Everyone now expects the Prime Minister to delay calling the next Westminster general election to the last possible moment in the spring of 2010, precisely the timeframe on which these latest Bank projections have been set.
But there is precious little electoral comfort in where these projections are taking us. If the Bank's monetary policy committee were to cut rates further, to 4.5% say, by the end of this year, that might just enable UK growth to claw its way back over 2% by the first quarter of 2010.
But the consequence, in inflation terms, would mean that, on these projections, the CPI measure would still be above target, at around 2.2%, by election time.

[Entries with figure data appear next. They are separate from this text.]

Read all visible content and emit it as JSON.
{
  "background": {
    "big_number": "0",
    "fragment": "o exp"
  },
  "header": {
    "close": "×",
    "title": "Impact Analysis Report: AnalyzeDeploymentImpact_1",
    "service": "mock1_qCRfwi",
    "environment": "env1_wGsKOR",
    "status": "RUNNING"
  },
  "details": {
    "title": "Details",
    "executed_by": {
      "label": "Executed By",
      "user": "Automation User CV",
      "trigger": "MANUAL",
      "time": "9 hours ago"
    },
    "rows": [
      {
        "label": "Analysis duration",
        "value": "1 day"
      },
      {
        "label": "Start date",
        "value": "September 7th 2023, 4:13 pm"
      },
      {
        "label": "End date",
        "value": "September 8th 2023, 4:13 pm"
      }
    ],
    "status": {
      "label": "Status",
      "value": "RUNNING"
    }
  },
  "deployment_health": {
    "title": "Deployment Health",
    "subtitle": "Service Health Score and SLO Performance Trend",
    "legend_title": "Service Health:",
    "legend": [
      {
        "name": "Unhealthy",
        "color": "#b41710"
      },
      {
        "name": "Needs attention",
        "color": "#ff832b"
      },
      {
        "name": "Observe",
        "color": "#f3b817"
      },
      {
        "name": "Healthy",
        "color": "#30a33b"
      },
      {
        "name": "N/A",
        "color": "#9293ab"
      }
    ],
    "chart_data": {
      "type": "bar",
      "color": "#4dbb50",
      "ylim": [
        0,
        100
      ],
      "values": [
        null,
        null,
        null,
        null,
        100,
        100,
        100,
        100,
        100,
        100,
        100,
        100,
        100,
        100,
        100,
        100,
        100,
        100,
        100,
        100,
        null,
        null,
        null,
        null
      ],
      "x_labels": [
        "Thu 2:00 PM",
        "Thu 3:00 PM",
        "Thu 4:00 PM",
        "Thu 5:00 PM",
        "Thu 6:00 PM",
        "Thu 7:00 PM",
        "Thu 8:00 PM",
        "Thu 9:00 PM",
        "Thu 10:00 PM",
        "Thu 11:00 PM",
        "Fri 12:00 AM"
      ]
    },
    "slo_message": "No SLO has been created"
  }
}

Even if interest rates were to stay at their current level, 5%, throughout the next two years, CPI inflation might just hit its target (2%) as the next election campaign got under way.
That's how fraught the outlook on all sides now is, as far as the Bank is concerned. However, it seems in little doubt about where its principal focus should lie. Launching the latest inflation report, King could not have been clearer. First he warned that, despite the "bumpy road" the UK economy must now traverse, as it rebalances away from spending and importing towards saving and exporting, "monetary policy cannot, and should not try to, prevent that adjustment."
Then he publicly restated the MPC's remit. "The real stability upon which economic prosperity is founded requires that inflation remain low and stable for a long period of time."
Be patient, he chided. But patience is in pretty short supply at Westminster, as Labour and the Tory Party slug it out in the brutal business of retaining - or grabbing - power.
Could it be that serial, open correspondence between King and Chancellor Alistair Darling which now promises to be such a feature of the rest of this year and possibly longer, might become the repository for all sorts of previously hidden tensions - after the nice decade, the nasty letters, as politician and central banker pursue their increasingly irreconcilable policy objectives.
It would certainly make for more engaging reading than the recent slew of political biographies - tittle-tattle masquerading as political insight.
Go on, Mervyn and Alistair, let's have a correspondence that lays it on the line on both sides. And Rupert Murdoch won't make a penny from it.